18597 - DESARROLLO DE UN MODELO CELULAR TRIDIMENSIONAL CON NEURONAS DERIVADAS DE IPSC CON LA MUTACIÓN A431E EN EL GEN PSEN1 PARA EL ESTUDIO DE LA ENFERMEDAD DE ALZHEIMER
1Estudiante. CIATEJ; 2Unidad Preclínica. CIATEJ; 3Servicio de Neurología. Hospital Clínico San Carlos; 4Servicio de Neurociencias. Hospital Clínico San Carlos; 5Servicio de Neurociencias. Centro Universitario de los Altos, Universidad de Guadalajara; 6Laboratorio Biotecnológico de Investigación y Diagnóstico. Centro Universitario de los Altos, Universidad de Guadalajara; 7Biotecnología. CIATEJ.

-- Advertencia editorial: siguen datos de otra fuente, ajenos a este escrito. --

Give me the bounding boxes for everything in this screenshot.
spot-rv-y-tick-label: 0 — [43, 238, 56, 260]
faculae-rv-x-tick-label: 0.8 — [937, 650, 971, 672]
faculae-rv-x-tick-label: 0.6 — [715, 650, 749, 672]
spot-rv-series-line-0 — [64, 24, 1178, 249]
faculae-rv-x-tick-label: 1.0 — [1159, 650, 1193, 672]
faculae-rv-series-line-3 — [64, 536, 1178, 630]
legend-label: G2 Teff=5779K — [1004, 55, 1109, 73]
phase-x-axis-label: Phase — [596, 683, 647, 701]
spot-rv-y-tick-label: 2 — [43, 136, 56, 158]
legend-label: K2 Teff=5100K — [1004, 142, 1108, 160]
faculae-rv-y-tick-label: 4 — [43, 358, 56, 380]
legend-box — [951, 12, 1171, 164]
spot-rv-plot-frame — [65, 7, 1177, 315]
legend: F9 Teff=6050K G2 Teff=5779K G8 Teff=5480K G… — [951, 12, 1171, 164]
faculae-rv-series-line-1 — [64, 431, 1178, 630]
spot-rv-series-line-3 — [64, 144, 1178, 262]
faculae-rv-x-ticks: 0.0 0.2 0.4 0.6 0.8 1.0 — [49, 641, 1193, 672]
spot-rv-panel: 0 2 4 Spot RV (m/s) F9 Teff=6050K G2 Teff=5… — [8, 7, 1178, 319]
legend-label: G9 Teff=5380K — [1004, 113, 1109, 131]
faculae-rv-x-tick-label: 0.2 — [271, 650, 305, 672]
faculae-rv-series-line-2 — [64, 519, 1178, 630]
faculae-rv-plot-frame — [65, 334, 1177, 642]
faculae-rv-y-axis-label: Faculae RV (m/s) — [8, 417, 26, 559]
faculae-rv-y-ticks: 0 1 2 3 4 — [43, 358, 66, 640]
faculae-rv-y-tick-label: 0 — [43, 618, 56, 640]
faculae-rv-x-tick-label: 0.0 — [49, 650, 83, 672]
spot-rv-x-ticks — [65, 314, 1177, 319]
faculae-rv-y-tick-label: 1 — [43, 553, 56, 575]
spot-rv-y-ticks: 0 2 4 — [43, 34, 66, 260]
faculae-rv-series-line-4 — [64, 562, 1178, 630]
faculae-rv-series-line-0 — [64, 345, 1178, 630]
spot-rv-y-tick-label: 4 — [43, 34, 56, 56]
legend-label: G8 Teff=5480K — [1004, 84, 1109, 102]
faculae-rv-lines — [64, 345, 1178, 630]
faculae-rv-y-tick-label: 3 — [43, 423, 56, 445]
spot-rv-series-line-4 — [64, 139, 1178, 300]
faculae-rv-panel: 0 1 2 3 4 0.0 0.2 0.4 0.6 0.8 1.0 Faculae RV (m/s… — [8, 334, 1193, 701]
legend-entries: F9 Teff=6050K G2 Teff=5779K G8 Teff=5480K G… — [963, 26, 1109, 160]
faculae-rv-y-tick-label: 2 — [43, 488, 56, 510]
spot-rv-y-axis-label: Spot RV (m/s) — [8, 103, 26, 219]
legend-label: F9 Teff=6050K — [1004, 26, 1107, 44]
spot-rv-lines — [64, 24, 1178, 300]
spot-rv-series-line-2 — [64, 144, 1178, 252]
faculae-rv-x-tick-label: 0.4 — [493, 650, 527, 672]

Objetivos: Desarrollar y caracterizar un modelo celular tridimensional de la enfermedad de Alzheimer (EA) utilizando neuronas derivadas de iPSC portadoras de la mutación A431E.
Material y métodos: Las células iPSC fueron generadas a partir de fibroblastos de pacientes mexicanos portadores de la mutación Alzheimer A431E en el gen PSEN1, y de personas sin la mutación. Las iPSC se obtuvieron mediante reprogramación utilizando el sistema no integrativo de virus Sendai con los factores de Yamanaka. Con el fin de caracterizar las iPSC se realizaron distintas pruebas, tales como: Inmunofluorescencia para los marcadores, TRA-1-60, OCT4, SOX2 y SSEA4; RT-PCR de genes de pluripotencia; y Diferenciación celular. Las iPSC fueron diferenciadas hacia neuronas a través de la inhibición DUAL-SMAD en cultivos tridimensionales. Se evaluó la expresión de βA por Western Blot (WB).
Resultados: Las iPSC obtenidas fueron expandidas por más de 10 pases de manera estable y expresaron genes de pluripotencia endógenos como OCT4, NANOG, SOX2 y KLF4, y expresión de marcadores comunes de pluripotencia (SSEA4, OCT4,). Así mismo, mostraron habilidad de diferenciación hacia linaje neuronal en un ambiente tridimensional, confirmado por la expresión de los marcadores Nestina, MAP2 y TUJ1. El cultivo de neuronas con la mutación es capaz de producir péptidos de beta amiloide y generar oligómeros, confirmado por WB.
Conclusión: Con neuronas derivadas de iPSC humanas capaces de producir βA, establecimos un modelo tridimensional de la EA que nos servirá como plataforma de estudio de eventos moleculares de la patogénesis de forma personalizada, para la detección de blancos y compuestos con potencial terapéutico.